とくに、戦争を使って自国の利益を図るということもしばしば行われた。戦争の仕掛け役と仲裁役を交互に使い分けることで、結構利益を得ることができたので、こうして利得をあげようというわけだ。 カール・マルクスは1866年、イタリア独立戦争をめぐる墺仏(フランス・オーストリア)戦争の中で、フォルスタッフの役割を演じた国としてプロイセンをあげている。そしてこう述べている。 「プロイセンは、一方では好戦的な熱情に平手うちをくわせておさえながら、同時に武器をとれと呼びかけなければならなかった。プロイセンは、武器を分配しながら、同時にそれを使用しないように警告しなければならなかった」(マルクス「とりちがえ」『マルクス=エンゲルス全集』大月書店、13巻、458ページ)。

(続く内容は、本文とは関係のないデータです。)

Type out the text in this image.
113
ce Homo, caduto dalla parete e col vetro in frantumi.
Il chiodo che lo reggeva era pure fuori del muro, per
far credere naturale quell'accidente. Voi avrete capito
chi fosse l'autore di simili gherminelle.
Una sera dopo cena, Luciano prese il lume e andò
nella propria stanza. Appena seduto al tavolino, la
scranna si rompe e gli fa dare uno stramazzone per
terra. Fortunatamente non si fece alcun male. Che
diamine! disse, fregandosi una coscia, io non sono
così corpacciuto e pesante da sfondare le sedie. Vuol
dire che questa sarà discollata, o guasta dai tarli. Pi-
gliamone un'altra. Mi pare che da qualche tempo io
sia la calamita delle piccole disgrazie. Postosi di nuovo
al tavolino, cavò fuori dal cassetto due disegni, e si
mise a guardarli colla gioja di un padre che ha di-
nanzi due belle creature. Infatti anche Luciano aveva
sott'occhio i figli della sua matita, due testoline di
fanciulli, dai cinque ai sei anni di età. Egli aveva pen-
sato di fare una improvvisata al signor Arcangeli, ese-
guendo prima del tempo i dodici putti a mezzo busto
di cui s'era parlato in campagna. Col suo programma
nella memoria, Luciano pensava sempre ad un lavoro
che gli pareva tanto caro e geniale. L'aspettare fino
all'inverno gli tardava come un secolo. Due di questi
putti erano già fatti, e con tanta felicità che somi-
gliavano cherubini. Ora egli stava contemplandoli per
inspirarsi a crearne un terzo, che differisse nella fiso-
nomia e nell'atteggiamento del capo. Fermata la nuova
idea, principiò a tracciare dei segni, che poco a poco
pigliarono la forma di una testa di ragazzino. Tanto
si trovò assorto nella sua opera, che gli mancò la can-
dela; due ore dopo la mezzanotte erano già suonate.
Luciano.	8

アメリカのバイデン政権は、ウクライナ戦争が始まった当初から、19世紀のプロイセンの役割を担ってきた。戦争の拡大を憂慮しつつ、一方で強力な武器供与と資金援助を行ったのである。 もちろん、最初は短距離ミサイル、そして強力な戦車、そして強力な飛行機といった具合に小出しであった。それは仲裁役も兼ねていたからだ。 そのたびに、戦局が変わるのではないかと期待しつつ大勝利に浮かれ、やがて戦局が悪化すると、ウクライナの好戦的態度を和らげつつも、またより強力な武器を提供し、この戦争は負けるわけにはいかないと、挑発していった。